Internet infrastructure company Cloudflare said this week it’s launching a system to block bots from scraping clients’ sites or at least allow them to charge AI companies for access. These AI bots collect data all over the internet, sometimes to train large language models or answer questions asked of a chatbot, or, for that matter, a search engine.
But the increase in scraping from AI has publishers concerned that it could fundamentally break the business model of the internet.
Web crawlers have been doing their thing since practically the beginning of the World Wide Web, according to Chirag Shah, an adjunct professor at the University of Washington. Before search engines indexed the web with bots, it was pretty hard to navigate.
“It was mutually beneficial because website builders had a way to be found through being crawled,” he said.
And eventually, websites had a way to make money with advertising. “We've developed this whole ecosystem around that where a publisher can earn revenue by being seen, being crawled.”
That ecosystem could be collapsing. AI bots crawl a lot more pages and don’t often send users to those sites.
“They're just using the content from that site to generate the answer right there,” said Shah.

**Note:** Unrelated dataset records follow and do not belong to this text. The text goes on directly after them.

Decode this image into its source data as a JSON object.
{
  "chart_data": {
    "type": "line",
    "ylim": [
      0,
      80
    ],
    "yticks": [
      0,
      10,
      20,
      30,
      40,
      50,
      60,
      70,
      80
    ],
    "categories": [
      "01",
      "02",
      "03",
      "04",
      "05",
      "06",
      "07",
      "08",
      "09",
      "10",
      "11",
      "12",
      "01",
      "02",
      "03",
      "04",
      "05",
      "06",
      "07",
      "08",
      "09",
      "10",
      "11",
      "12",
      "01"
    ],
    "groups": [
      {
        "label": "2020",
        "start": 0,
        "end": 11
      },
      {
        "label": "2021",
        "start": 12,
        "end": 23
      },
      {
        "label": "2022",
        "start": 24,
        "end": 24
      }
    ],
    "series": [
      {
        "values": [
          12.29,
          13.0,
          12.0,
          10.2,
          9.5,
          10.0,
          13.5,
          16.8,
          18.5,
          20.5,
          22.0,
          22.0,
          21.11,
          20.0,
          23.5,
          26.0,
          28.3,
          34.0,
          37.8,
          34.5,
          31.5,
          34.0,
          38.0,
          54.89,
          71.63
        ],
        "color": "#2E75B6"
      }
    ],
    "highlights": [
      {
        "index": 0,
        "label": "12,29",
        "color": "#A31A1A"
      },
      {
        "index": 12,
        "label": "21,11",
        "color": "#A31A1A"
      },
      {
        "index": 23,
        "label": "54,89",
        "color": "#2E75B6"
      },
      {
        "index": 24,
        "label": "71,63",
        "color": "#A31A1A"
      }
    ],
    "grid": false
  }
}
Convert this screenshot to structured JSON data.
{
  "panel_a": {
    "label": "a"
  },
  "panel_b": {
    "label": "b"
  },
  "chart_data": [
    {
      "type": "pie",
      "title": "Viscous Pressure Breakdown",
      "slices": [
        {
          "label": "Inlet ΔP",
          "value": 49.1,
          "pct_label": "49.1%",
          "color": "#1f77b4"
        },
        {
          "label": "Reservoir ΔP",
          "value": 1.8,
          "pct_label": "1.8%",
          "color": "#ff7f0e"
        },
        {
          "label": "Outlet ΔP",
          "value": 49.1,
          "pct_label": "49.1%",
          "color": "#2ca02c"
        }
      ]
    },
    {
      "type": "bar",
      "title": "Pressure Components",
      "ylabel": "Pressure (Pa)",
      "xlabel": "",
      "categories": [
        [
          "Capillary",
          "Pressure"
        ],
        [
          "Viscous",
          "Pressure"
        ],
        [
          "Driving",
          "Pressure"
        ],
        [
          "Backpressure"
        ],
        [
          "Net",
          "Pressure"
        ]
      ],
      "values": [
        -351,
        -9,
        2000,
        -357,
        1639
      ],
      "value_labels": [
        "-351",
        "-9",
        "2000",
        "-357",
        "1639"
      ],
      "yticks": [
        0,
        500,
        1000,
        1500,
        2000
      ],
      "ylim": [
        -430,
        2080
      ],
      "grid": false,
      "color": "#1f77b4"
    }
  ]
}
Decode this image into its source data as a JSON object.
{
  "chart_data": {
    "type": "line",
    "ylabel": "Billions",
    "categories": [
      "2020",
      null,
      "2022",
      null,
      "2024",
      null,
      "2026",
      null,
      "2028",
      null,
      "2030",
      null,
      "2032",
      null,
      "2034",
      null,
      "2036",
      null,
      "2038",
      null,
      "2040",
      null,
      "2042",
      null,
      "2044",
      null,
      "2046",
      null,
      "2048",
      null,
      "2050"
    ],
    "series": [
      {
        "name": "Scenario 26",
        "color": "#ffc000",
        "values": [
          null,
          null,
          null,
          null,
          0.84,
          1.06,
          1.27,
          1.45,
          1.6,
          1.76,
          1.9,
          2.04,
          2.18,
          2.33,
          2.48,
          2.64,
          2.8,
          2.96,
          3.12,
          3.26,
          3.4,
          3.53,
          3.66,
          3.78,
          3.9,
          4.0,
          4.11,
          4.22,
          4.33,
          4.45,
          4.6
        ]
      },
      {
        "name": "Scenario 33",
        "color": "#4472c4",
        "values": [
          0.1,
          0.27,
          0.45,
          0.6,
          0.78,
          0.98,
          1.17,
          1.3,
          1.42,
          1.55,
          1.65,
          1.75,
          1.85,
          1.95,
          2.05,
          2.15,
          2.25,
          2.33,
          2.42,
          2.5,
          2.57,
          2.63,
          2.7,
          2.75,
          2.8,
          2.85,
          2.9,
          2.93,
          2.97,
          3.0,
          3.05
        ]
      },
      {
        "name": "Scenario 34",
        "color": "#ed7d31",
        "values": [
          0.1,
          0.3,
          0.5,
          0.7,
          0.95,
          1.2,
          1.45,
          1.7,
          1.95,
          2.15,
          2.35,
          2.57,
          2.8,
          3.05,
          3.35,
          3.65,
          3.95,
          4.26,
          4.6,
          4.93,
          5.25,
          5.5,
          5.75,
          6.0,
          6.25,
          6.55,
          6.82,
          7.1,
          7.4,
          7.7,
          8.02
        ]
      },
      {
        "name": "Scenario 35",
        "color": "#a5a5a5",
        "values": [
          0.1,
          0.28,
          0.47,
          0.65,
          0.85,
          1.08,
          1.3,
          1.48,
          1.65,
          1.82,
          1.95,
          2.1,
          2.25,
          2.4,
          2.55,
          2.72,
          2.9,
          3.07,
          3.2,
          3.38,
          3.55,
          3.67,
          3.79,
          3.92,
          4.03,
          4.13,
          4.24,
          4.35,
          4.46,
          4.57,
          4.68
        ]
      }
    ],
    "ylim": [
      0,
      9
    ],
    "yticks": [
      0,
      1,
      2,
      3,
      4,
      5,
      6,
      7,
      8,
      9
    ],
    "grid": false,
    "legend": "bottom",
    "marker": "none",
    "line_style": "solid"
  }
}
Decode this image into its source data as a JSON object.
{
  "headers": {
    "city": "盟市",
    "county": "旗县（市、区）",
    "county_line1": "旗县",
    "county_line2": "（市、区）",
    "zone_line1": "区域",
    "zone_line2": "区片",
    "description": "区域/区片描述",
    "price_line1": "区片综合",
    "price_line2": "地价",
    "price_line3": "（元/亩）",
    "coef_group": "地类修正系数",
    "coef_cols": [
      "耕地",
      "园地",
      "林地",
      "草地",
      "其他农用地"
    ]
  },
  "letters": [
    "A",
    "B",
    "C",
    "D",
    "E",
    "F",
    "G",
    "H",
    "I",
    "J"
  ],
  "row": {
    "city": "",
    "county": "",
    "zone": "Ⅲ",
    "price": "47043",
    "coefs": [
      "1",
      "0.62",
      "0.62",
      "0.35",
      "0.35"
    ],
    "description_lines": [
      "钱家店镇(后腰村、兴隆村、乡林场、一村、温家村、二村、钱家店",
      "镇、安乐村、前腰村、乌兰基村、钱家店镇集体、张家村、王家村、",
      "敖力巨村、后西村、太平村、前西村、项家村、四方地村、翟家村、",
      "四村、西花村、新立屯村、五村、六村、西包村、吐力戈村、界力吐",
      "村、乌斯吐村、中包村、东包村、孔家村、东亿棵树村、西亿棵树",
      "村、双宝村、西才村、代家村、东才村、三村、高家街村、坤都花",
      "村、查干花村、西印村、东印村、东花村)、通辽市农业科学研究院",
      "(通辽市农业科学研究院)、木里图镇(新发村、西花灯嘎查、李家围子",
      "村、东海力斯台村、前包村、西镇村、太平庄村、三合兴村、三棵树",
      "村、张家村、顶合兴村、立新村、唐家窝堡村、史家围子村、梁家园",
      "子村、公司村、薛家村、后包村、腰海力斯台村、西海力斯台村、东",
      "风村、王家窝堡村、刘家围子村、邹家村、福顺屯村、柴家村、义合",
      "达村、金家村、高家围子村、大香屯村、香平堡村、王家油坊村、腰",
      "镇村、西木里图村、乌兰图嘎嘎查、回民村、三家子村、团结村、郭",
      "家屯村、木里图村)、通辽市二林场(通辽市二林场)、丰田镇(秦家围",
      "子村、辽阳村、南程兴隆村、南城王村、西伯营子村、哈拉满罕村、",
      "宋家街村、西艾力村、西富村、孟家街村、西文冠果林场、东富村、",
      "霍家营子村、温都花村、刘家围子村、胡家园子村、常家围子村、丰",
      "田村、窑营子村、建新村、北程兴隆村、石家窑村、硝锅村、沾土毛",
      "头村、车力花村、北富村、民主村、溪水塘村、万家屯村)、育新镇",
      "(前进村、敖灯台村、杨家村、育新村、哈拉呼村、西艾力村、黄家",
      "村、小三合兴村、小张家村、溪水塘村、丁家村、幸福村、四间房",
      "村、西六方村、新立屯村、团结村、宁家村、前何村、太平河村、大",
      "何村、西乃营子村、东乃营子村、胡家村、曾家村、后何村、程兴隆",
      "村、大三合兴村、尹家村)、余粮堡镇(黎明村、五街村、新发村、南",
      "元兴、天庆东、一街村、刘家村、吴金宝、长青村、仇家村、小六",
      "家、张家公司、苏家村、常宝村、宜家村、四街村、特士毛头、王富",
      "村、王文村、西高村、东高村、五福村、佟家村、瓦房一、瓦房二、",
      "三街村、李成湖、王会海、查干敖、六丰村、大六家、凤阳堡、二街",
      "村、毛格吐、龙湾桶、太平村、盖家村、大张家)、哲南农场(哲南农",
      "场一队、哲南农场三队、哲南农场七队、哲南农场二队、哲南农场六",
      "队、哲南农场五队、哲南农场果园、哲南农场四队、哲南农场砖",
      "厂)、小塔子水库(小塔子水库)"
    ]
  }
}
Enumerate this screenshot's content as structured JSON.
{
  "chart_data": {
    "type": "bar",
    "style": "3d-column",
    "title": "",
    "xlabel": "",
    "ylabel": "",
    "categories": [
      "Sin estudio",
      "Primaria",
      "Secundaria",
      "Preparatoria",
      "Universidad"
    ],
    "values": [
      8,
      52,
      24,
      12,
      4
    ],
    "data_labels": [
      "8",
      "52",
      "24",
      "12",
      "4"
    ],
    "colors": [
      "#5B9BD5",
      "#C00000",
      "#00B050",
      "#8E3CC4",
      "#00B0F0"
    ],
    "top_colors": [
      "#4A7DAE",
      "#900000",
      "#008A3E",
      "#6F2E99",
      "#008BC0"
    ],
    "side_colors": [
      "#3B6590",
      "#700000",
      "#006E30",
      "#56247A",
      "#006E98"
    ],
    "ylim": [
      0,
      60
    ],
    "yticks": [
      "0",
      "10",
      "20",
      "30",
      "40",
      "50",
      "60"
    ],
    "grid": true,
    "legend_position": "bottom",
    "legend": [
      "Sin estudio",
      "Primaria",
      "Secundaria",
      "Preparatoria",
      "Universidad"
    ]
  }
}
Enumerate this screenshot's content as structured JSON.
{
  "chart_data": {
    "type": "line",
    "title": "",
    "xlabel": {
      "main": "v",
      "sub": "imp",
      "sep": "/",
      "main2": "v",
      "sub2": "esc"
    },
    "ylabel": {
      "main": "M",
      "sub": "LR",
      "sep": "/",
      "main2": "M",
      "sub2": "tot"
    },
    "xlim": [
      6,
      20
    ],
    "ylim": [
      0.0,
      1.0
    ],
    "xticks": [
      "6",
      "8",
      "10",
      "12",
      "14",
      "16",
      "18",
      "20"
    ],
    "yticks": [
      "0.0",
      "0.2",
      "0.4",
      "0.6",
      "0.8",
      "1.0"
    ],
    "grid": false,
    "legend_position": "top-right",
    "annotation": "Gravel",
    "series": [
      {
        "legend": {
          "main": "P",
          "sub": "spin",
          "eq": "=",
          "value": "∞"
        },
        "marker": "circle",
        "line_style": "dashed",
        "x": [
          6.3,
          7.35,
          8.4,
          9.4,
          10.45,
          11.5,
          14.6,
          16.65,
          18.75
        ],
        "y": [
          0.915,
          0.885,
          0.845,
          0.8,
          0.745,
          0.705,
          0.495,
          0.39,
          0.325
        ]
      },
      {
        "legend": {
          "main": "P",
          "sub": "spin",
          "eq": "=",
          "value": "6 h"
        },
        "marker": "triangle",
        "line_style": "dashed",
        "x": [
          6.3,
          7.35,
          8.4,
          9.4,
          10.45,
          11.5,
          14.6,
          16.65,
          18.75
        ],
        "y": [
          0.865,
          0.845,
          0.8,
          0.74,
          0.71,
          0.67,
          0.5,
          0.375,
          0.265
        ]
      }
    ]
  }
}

“What is the incentive going to look like for people that are going to decide to create high-impact content that feeds these machines?” said Daniel Newman, an analyst at Futurum Group.
Some publishers, like the New York Times, have made deals with AI companies to license their content, he said — but there’s only so many New York Times.
“You look at the trickle, and the trickle gets really, really to a point there's only a few people left to make money,” he said.
AI companies have a stake in keeping internet publishing alive, Newman added, because the models are only as good as the content they crawl.